Rochester’s Luis Rivera getting comfortable as the center of attention
Luis Rivera knows that his fellow throwers, especially young ones, do not get the attention they deserve. He is making sure they get as much as he can give himself.
Think about the guys that work at Lululemon and what they look like. Now think about a guy that has a sponsorship deal with a botanical skincare and health products company. Go ahead and combine the two guys into one.
Be honest. The man you are imagining probably does not look much like Luis Rivera, or any thrower for that matter.
Then again, many people do not know what any thrower looks like until one walks among them.
“I get a lot of blank faces, most of the time,” Luis Rivera said. “At my first day at Excellus, the person who hired me composed an e-mail with details about the sport that I did and how I was a 4-time All-American and 1-time national champion. Regular first day, you walk around the office and meet the executives and the people who work there. Some people went on the Nazareth website to learn about it and see what it’s like.
Luis Rivera knows that being the center of attention is, unfortunately, not part of the job as a thrower. But he also knows that it needs to be. After overcoming his own aversion to attention, he is now setting the example for others – throwers and otherwise – to step into the limelight.
“At first I did not like the attention because I was that freshman who was awkward,” Rivera said. “I didn’t have throwing shoes, forget to step out through the back of the circle so I got fouled. You don’t really want attention on you when you’re not doing so well.”
“But once I started doing better I started to appreciate those moments and I wanted people to look at me. I wanted to be the center of attention. Not for myself, but to prove that you can be that guy who doesn’t know what he’s doing and turn out to be the guy that everyone is looking at.”
Rivera is through to the other side of that set up.
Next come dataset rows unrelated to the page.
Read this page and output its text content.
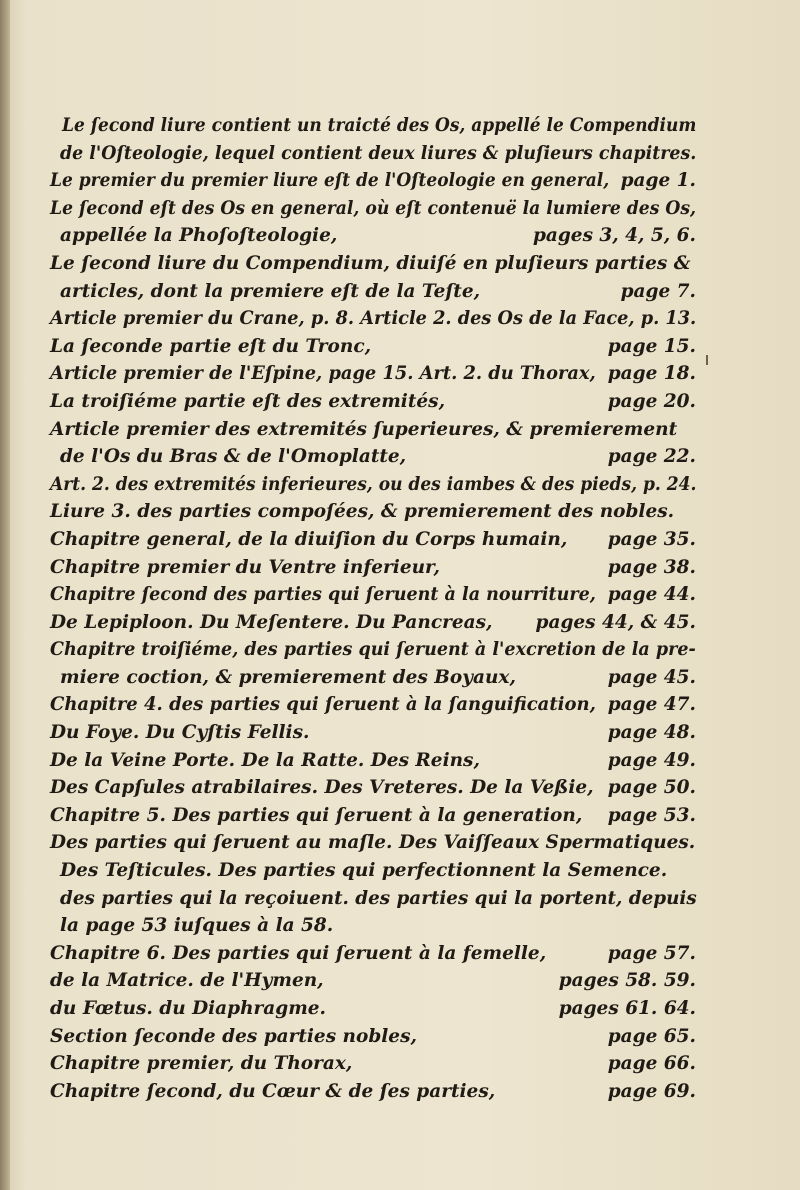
Le ſecond liure contient un traicté des Os, appellé le Compendium
de l'Oſteologie, lequel contient deux liures & pluſieurs chapitres.
Le premier du premier liure eſt de l'Oſteologie en general, page 1.
Le ſecond eſt des Os en general, où eſt contenuë la lumiere des Os,
appellée la Phoſoſteologie,	pages 3, 4, 5, 6.
Le ſecond liure du Compendium, diuiſé en pluſieurs parties &
articles, dont la premiere eſt de la Teſte,	page 7.
Article premier du Crane, p. 8. Article 2. des Os de la Face, p. 13.
La ſeconde partie eſt du Tronc,	page 15.
Article premier de l'Eſpine, page 15. Art. 2. du Thorax, page 18.
La troiſiéme partie eſt des extremités,	page 20.
Article premier des extremités ſuperieures, & premierement
de l'Os du Bras & de l'Omoplatte,	page 22.
Art. 2. des extremités inferieures, ou des iambes & des pieds, p. 24.
Liure 3. des parties compoſées, & premierement des nobles.
Chapitre general, de la diuiſion du Corps humain, page 35.
Chapitre premier du Ventre inferieur,	page 38.
Chapitre ſecond des parties qui ſeruent à la nourriture, page 44.
De Lepiploon. Du Meſentere. Du Pancreas, pages 44, & 45.
Chapitre troiſiéme, des parties qui ſeruent à l'excretion de la pre-
miere coction, & premierement des Boyaux,	page 45.
Chapitre 4. des parties qui ſeruent à la ſanguification, page 47.
Du Foye. Du Cyſtis Fellis.	page 48.
De la Veine Porte. De la Ratte. Des Reins,	page 49.
Des Capſules atrabilaires. Des Vreteres. De la Veßie, page 50.
Chapitre 5. Des parties qui ſeruent à la generation, page 53.
Des parties qui ſeruent au maſle. Des Vaiſſeaux Spermatiques.
Des Teſticules. Des parties qui perfectionnent la Semence.
des parties qui la reçoiuent. des parties qui la portent, depuis
la page 53 iuſques à la 58.
Chapitre 6. Des parties qui ſeruent à la femelle,	page 57.
de la Matrice. de l'Hymen,	pages 58. 59.
du Fœtus. du Diaphragme.	pages 61. 64.
Section ſeconde des parties nobles,	page 65.
Chapitre premier, du Thorax,	page 66.
Chapitre ſecond, du Cœur & de ſes parties,	page 69.
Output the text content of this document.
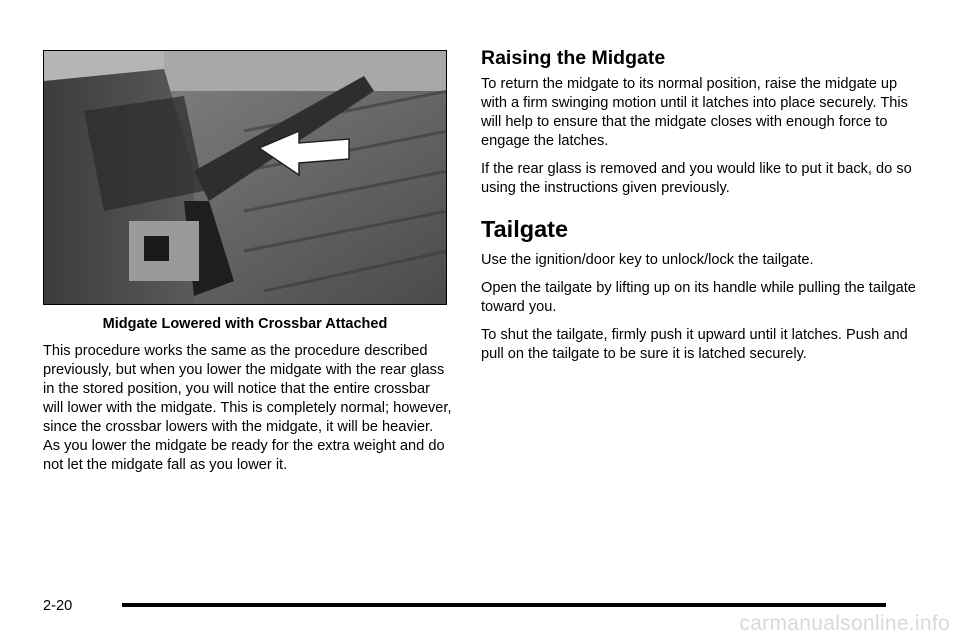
Midgate Lowered with Crossbar Attached
This procedure works the same as the procedure described previously, but when you lower the midgate with the rear glass in the stored position, you will notice that the entire crossbar will lower with the midgate. This is completely normal; however, since the crossbar lowers with the midgate, it will be heavier. As you lower the midgate be ready for the extra weight and do not let the midgate fall as you lower it.
Raising the Midgate

To return the midgate to its normal position, raise the midgate up with a firm swinging motion until it latches into place securely. This will help to ensure that the midgate closes with enough force to engage the latches.

If the rear glass is removed and you would like to put it back, do so using the instructions given previously.

Tailgate

Use the ignition/door key to unlock/lock the tailgate.

Open the tailgate by lifting up on its handle while pulling the tailgate toward you.

To shut the tailgate, firmly push it upward until it latches. Push and pull on the tailgate to be sure it is latched securely.

2-20
carmanualsonline.info
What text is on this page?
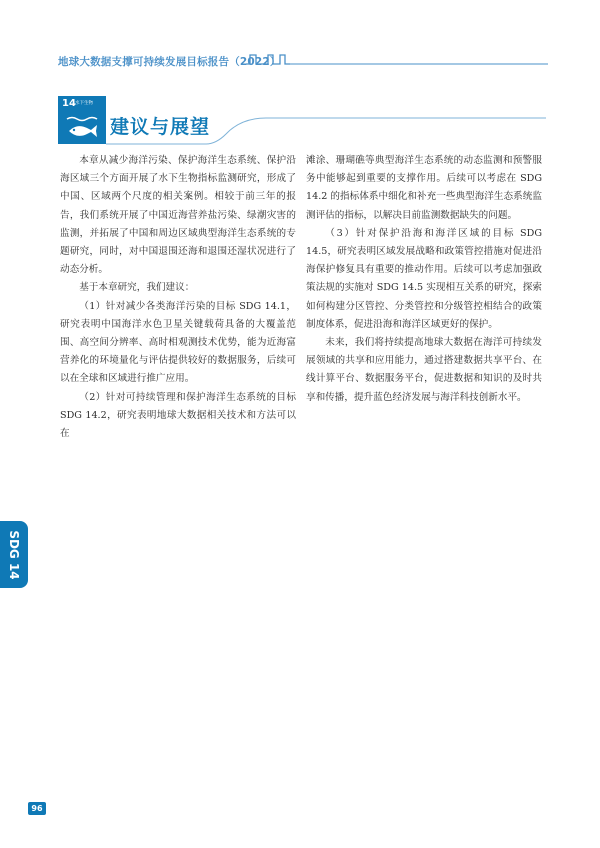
地球大数据支撑可持续发展目标报告（2022）
14 水下生物
建议与展望

本章从减少海洋污染、保护海洋生态系统、保护沿海区域三个方面开展了水下生物指标监测研究，形成了中国、区域两个尺度的相关案例。相较于前三年的报告，我们系统开展了中国近海营养盐污染、绿潮灾害的监测，并拓展了中国和周边区域典型海洋生态系统的专题研究，同时，对中国退围还海和退围还湿状况进行了动态分析。

基于本章研究，我们建议：

（1）针对减少各类海洋污染的目标 SDG 14.1，研究表明中国海洋水色卫星关键载荷具备的大覆盖范围、高空间分辨率、高时相观测技术优势，能为近海富营养化的环境量化与评估提供较好的数据服务，后续可以在全球和区域进行推广应用。

（2）针对可持续管理和保护海洋生态系统的目标 SDG 14.2，研究表明地球大数据相关技术和方法可以在

滩涂、珊瑚礁等典型海洋生态系统的动态监测和预警服务中能够起到重要的支撑作用。后续可以考虑在 SDG 14.2 的指标体系中细化和补充一些典型海洋生态系统监测评估的指标，以解决目前监测数据缺失的问题。

（3）针对保护沿海和海洋区域的目标 SDG 14.5，研究表明区域发展战略和政策管控措施对促进沿海保护修复具有重要的推动作用。后续可以考虑加强政策法规的实施对 SDG 14.5 实现相互关系的研究，探索如何构建分区管控、分类管控和分级管控相结合的政策制度体系，促进沿海和海洋区域更好的保护。

未来，我们将持续提高地球大数据在海洋可持续发展领域的共享和应用能力，通过搭建数据共享平台、在线计算平台、数据服务平台，促进数据和知识的及时共享和传播，提升蓝色经济发展与海洋科技创新水平。

SDG 14
96
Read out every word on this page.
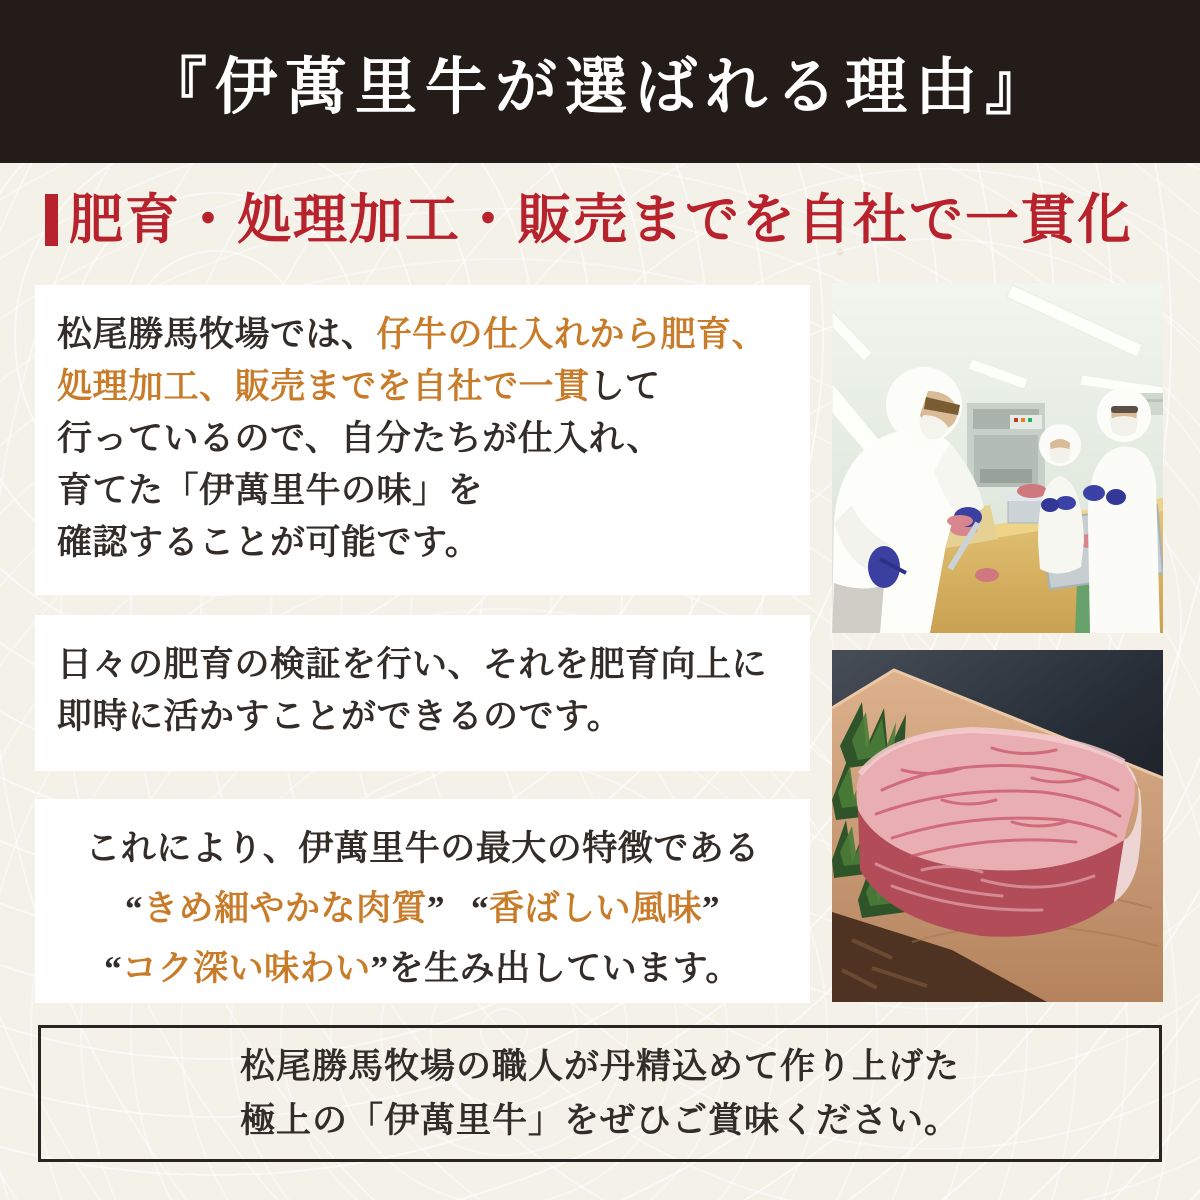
『伊萬里牛が選ばれる理由』
肥育・処理加工・販売までを自社で一貫化

松尾勝馬牧場では、仔牛の仕入れから肥育、

処理加工、販売までを自社で一貫して

行っているので、自分たちが仕入れ、

育てた「伊萬里牛の味」を

確認することが可能です。

日々の肥育の検証を行い、それを肥育向上に

即時に活かすことができるのです。

これにより、伊萬里牛の最大の特徴である

“きめ細やかな肉質” “香ばしい風味”

“コク深い味わい”を生み出しています。

松尾勝馬牧場の職人が丹精込めて作り上げた

極上の「伊萬里牛」をぜひご賞味ください。
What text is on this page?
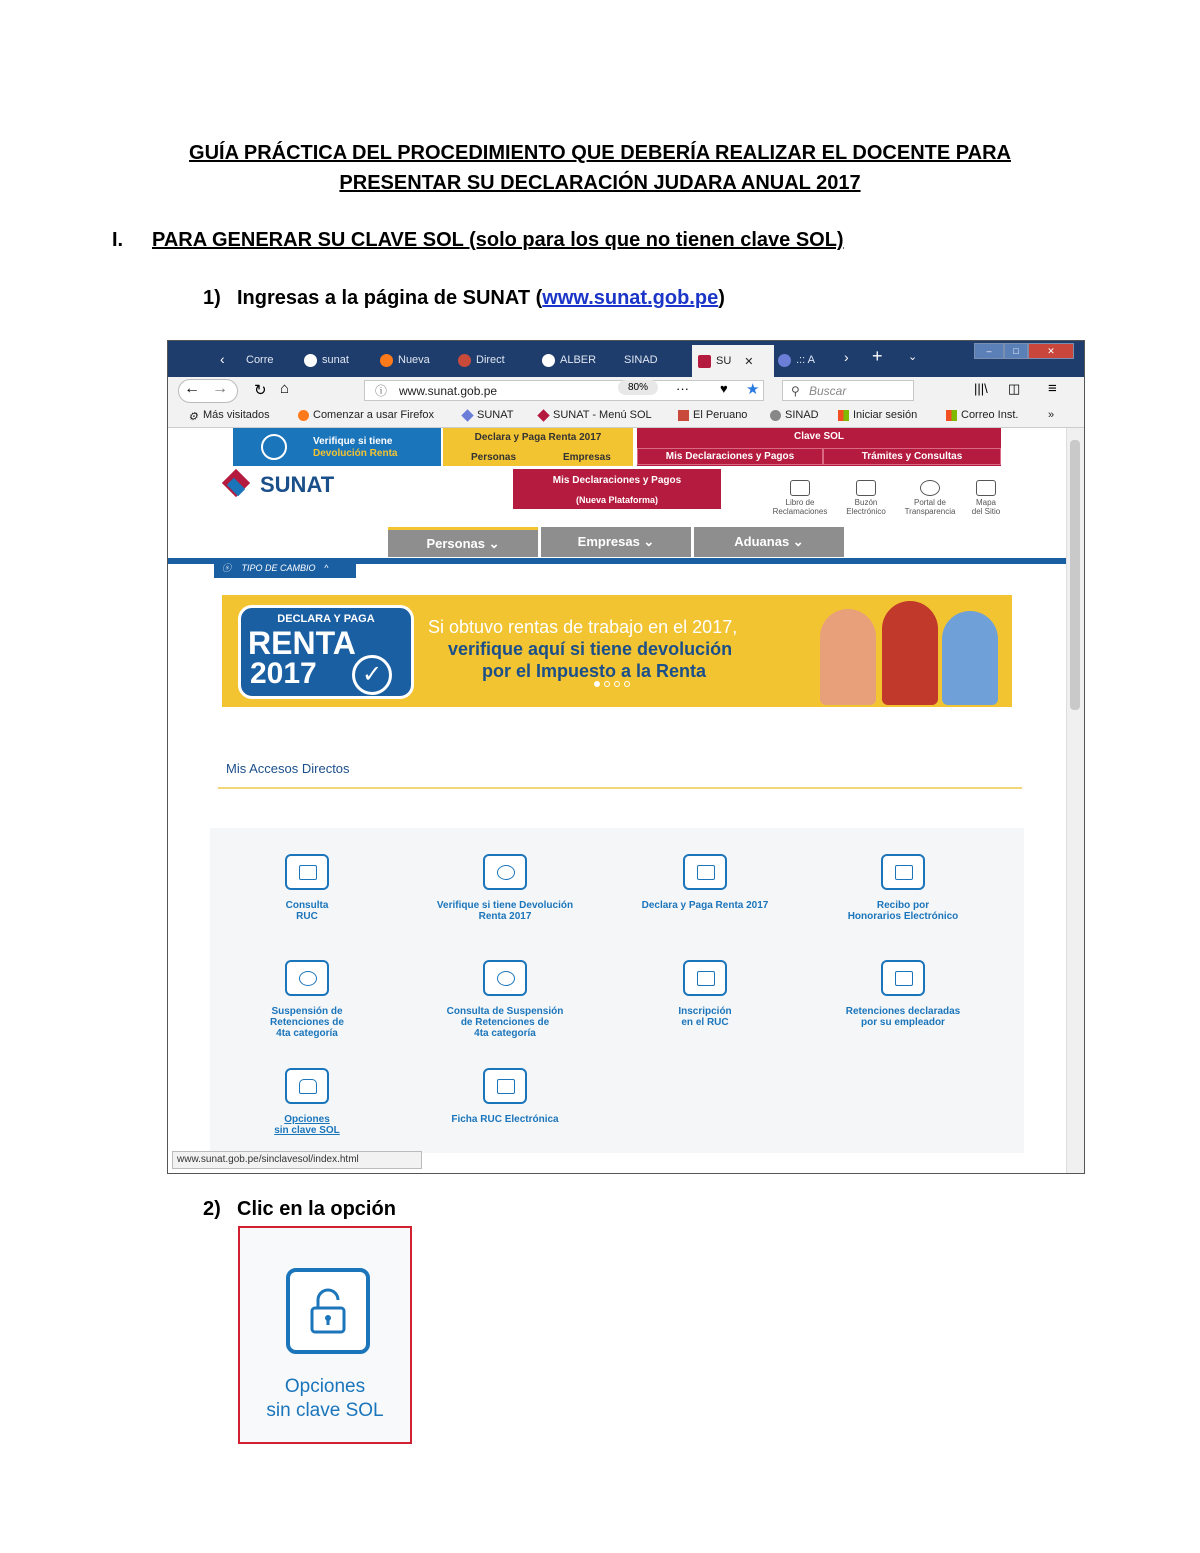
GUÍA PRÁCTICA DEL PROCEDIMIENTO QUE DEBERÍA REALIZAR EL DOCENTE PARA
PRESENTAR SU DECLARACIÓN JUDARA ANUAL 2017
I. PARA GENERAR SU CLAVE SOL (solo para los que no tienen clave SOL)
1) Ingresas a la página de SUNAT (www.sunat.gob.pe)
‹ Corre	sunat	Nueva	Direct	ALBER	SINAD	SU ✕	.:: A › + ⌄	–	□	✕
← → ↻ ⌂	ⓘ www.sunat.gob.pe	80%	··· ♥ ★	⚲ Buscar	|||\ ◫ ≡
⚙ Más visitados	Comenzar a usar Firefox	SUNAT	SUNAT - Menú SOL	El Peruano	SINAD	Iniciar sesión	Correo Inst.	»
Verifique si tiene
Devolución Renta
Declara y Paga Renta 2017
Personas	Empresas
Clave SOL
Mis Declaraciones y Pagos	Trámites y Consultas
SUNAT	Mis Declaraciones y Pagos
(Nueva Plataforma)	Libro de
Reclamaciones
Buzón
Electrónico
Portal de
Transparencia
Mapa
del Sitio
Personas ⌄	Empresas ⌄	Aduanas ⌄
ⓢ TIPO DE CAMBIO ^
DECLARA Y PAGA
RENTA
2017	✓
Si obtuvo rentas de trabajo en el 2017,
verifique aquí si tiene devolución
por el Impuesto a la Renta
Mis Accesos Directos
Consulta
RUC
Verifique si tiene Devolución
Renta 2017
Declara y Paga Renta 2017	Recibo por
Honorarios Electrónico
Suspensión de
Retenciones de
4ta categoría
Consulta de Suspensión
de Retenciones de
4ta categoría
Inscripción
en el RUC
Retenciones declaradas
por su empleador
Opciones
sin clave SOL
Ficha RUC Electrónica
www.sunat.gob.pe/sinclavesol/index.html
2) Clic en la opción
Opciones
sin clave SOL
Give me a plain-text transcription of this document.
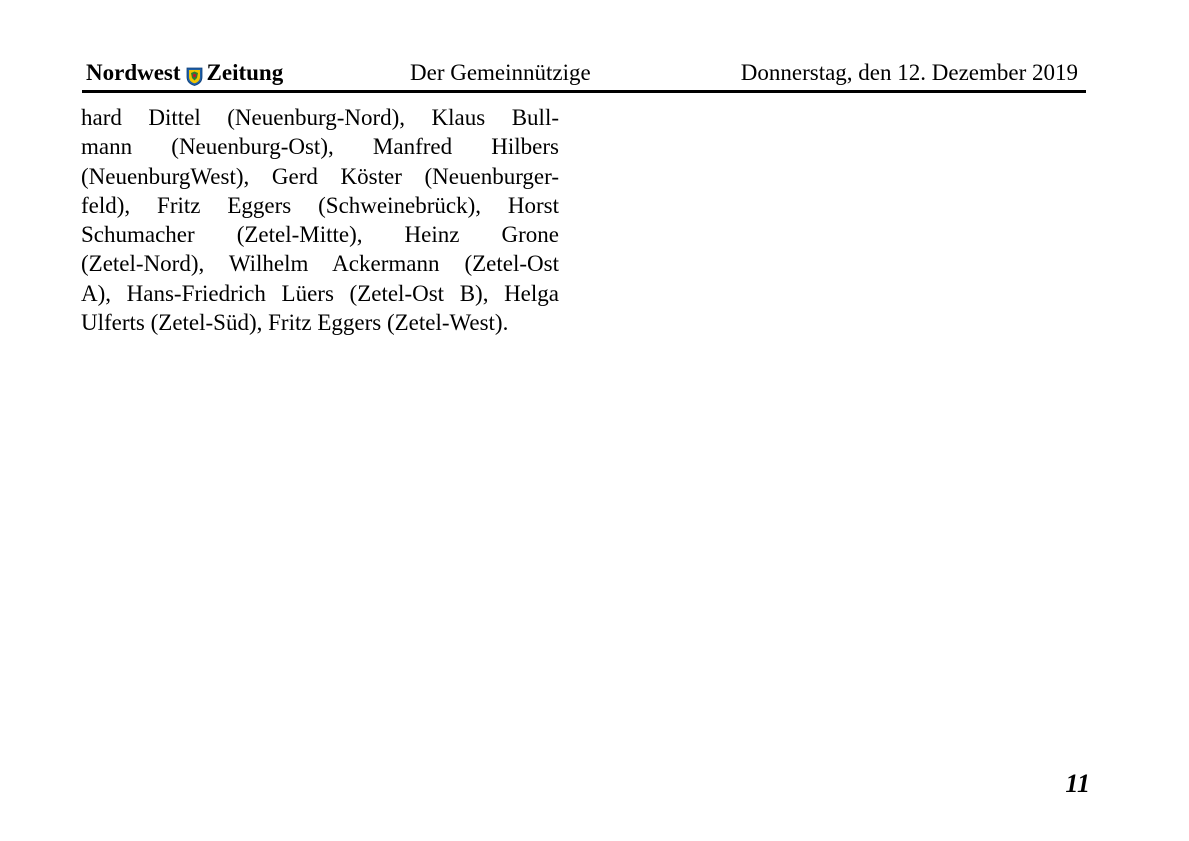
Nordwest Zeitung	Der Gemeinnützige	Donnerstag, den 12. Dezember 2019
hard Dittel (Neuenburg-Nord), Klaus Bull-
mann (Neuenburg-Ost), Manfred Hilbers
(NeuenburgWest), Gerd Köster (Neuenburger-
feld), Fritz Eggers (Schweinebrück), Horst
Schumacher (Zetel-Mitte), Heinz Grone
(Zetel-Nord), Wilhelm Ackermann (Zetel-Ost
A), Hans-Friedrich Lüers (Zetel-Ost B), Helga
Ulferts (Zetel-Süd), Fritz Eggers (Zetel-West).
11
He is the Division III national champion, the four-time all-American. He is the thrower who the thrower he once was looks up to, and he knows what he needs to do.
Every time I go to meet and I see a freshman who you can tell is passionate about the sport and wants to do very very well, I always make sure that I show that his throw is as important as my throw. That his effort is as important as my effort. I believe that everyone should be given the same enthusiasm and the same cheers whether you’re at the elite level or a beginner level.
Passion, enthusiasm and cheers for the throws at a youth or college track meet? Luis Rivera has no problem flying solo. If the rest of the audience does not want to get behind the kid in the circle, that’s on them, not Rivera.
“I’m completely cool with being the only one. I’ve gotten plenty of crazy looks, and I’m OK with it. Sometimes it catches fire, and people catch on to it. It’s a comfort thing.”